I know I shouldn’t keep just retyping passages from Chesterton and Lewis and calling them blog entries, but really — Lewis is just too clear-sighted not to use.
Another common way of using the distinction tends to fix on ‘popular’ as the best adjective for class A [i.e. lowbrow books]. “Popular’ art is supposed to aim at mere entertainment, while ‘real’ or ‘serious’ art aims at some more specific ‘artistic’ or ‘aesthetic’ or even ‘spiritual’ satisfaction. This is an attractive view because it would give those who hold it a ground for maintaining that popular literature has its own good or bad, according to its own rules, distinct from those of Literature proper. […] And since I observe that many my highest-browed acquaintances spend much of their time in talking of the vulgarity of popular art, and therefore must know it well, and could not have acquired that knowledge unless they enjoyed it, I must assume that they would welcome a theory which justified them in drinking freely of that fountain without forfeiting their superiority
— C. S. Lewis, High and Low Brows.
And a little later in the same essay:
What survives from most ages is chiefly either the work that had some religious or national appeal, or else the popular, commercial work produced for entertainment.

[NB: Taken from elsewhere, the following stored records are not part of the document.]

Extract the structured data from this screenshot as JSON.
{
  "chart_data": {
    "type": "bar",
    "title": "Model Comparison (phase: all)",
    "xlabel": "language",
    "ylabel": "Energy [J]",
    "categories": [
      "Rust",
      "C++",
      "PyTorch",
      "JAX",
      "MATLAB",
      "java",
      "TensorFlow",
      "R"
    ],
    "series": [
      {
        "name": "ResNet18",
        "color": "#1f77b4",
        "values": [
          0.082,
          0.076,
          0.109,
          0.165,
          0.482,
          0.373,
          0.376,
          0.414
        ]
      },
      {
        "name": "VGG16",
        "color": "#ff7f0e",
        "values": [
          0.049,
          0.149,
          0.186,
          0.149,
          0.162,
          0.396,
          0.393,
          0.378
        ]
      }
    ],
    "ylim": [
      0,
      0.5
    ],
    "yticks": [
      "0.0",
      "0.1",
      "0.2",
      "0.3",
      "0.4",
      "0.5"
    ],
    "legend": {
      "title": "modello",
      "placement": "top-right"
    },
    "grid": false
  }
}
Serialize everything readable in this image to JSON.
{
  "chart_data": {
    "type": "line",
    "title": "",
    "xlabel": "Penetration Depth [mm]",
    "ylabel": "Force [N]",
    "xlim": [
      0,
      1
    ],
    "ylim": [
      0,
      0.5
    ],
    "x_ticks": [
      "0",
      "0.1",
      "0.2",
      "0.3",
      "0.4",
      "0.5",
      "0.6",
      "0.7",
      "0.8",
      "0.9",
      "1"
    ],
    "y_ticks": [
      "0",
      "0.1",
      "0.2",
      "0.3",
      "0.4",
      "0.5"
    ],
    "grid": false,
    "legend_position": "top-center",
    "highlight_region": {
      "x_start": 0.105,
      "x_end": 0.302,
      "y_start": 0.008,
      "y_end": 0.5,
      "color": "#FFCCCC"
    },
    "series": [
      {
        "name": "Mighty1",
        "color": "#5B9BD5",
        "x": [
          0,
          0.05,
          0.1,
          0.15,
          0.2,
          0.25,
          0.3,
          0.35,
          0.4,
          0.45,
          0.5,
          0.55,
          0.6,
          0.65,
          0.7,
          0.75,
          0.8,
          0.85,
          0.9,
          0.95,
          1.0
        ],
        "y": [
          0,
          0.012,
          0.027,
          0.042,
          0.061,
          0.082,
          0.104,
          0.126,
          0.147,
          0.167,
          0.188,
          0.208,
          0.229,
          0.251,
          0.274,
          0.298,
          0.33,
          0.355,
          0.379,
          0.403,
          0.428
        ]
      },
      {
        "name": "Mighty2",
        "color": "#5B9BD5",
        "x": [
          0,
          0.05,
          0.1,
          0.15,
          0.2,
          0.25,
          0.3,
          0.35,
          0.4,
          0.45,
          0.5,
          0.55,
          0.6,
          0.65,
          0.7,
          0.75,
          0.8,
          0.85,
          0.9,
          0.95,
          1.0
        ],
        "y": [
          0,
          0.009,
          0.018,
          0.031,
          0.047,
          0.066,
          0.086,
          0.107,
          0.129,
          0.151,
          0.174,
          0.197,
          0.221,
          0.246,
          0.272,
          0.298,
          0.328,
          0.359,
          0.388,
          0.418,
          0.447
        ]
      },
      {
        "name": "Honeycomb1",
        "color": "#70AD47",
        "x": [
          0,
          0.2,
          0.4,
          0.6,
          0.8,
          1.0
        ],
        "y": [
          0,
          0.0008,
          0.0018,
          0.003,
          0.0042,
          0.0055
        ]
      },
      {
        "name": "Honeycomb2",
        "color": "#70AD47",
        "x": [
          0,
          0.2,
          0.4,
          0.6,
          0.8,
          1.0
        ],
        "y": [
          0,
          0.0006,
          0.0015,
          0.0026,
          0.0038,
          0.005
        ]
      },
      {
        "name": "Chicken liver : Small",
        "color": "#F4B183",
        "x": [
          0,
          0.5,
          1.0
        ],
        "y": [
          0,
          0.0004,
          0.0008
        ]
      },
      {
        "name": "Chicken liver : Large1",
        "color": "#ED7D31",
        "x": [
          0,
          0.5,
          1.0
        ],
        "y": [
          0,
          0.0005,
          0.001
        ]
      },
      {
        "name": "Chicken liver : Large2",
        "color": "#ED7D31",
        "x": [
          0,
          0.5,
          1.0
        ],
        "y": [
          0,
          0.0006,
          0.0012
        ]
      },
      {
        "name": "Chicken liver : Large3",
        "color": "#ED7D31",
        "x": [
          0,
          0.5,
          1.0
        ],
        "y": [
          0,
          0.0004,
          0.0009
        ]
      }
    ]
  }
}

I say ‘chiefly’ because the work of the ‘pure’ artists is not always ephemeral; a little, a very little, of it survives. But the great mass of literature which now fills class B [i.e. works now considered highbrow] is the work of men who wrote either piously, to edify their follows, or commercially, to earn their living by ‘giving the public what it wanted’.
— C. S. Lewis, High and Low Brows.
It’s striking that that last quote is so near to be being exactly what Ian Harac wrote in his comment on the Chesterton post.